The complaint is of course inaccurate in that it is impossible to lie about the source of the request. Whatever IP the request was coming from is the IP it was coming from. Perhaps in the case of an AWS instance Result.ly is only leasing it for a short time, or in the case of a proxy it is the proxy's IP, but obviously it is still traceable to the owner somehow.
(waits for somebody to claim that each request came from a different proxy)
Seems they were using proxies but you don't want to go blocking IPs making a number of requests, right? they could be legitmate shoppers opening lots of tabs, refreshing, hitting image/resource heavy pages, analytics etc. I'm not a network or server admin though so maybe there are some tools or methods that help identify the bad traffic.
Multiple tabs do not translate to concurrent requests. A shop like QVC should have a high limit and frankly an automatic system that flags stuff like this and notifies proper parties.
At this level you should know this will happen and have placeholders in place.

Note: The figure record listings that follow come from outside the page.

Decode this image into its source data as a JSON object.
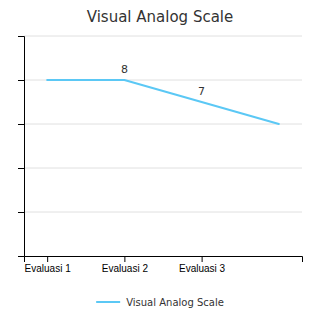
{
  "chart_data": {
    "type": "line",
    "title": "Visual Analog Scale",
    "x": [
      0,
      1,
      2,
      3
    ],
    "xlim": [
      -0.3,
      3.3
    ],
    "xticks": [
      {
        "value": 0,
        "label": "Evaluasi 1"
      },
      {
        "value": 1,
        "label": "Evaluasi 2"
      },
      {
        "value": 2,
        "label": "Evaluasi 3"
      }
    ],
    "ylim": [
      0,
      10
    ],
    "yticks": [
      2,
      4,
      6,
      8,
      10
    ],
    "grid": true,
    "tick_labels": "x",
    "legend": "bottom",
    "series": [
      {
        "name": "Visual Analog Scale",
        "color": "#5BC8F5",
        "values": [
          8,
          8,
          7,
          6
        ],
        "value_labels": [
          null,
          "8",
          "7",
          null
        ]
      }
    ]
  }
}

If every single IP is unique, additional layer would be pattern matching traffic by different network classes and flagging it actively.
Another way to rate limit is by number of pages per session / time.
Then you can have another fail safe method where if X exceeds Y start throttling top X (dynamically scale up until X is returned to normal) while notifying DevOps of the issue.
Etc.
Your other suggestions are certainly interesting, and you may have implied those solutions - but that's not what you originally said. You said rate limiting by IP is enough. It is not.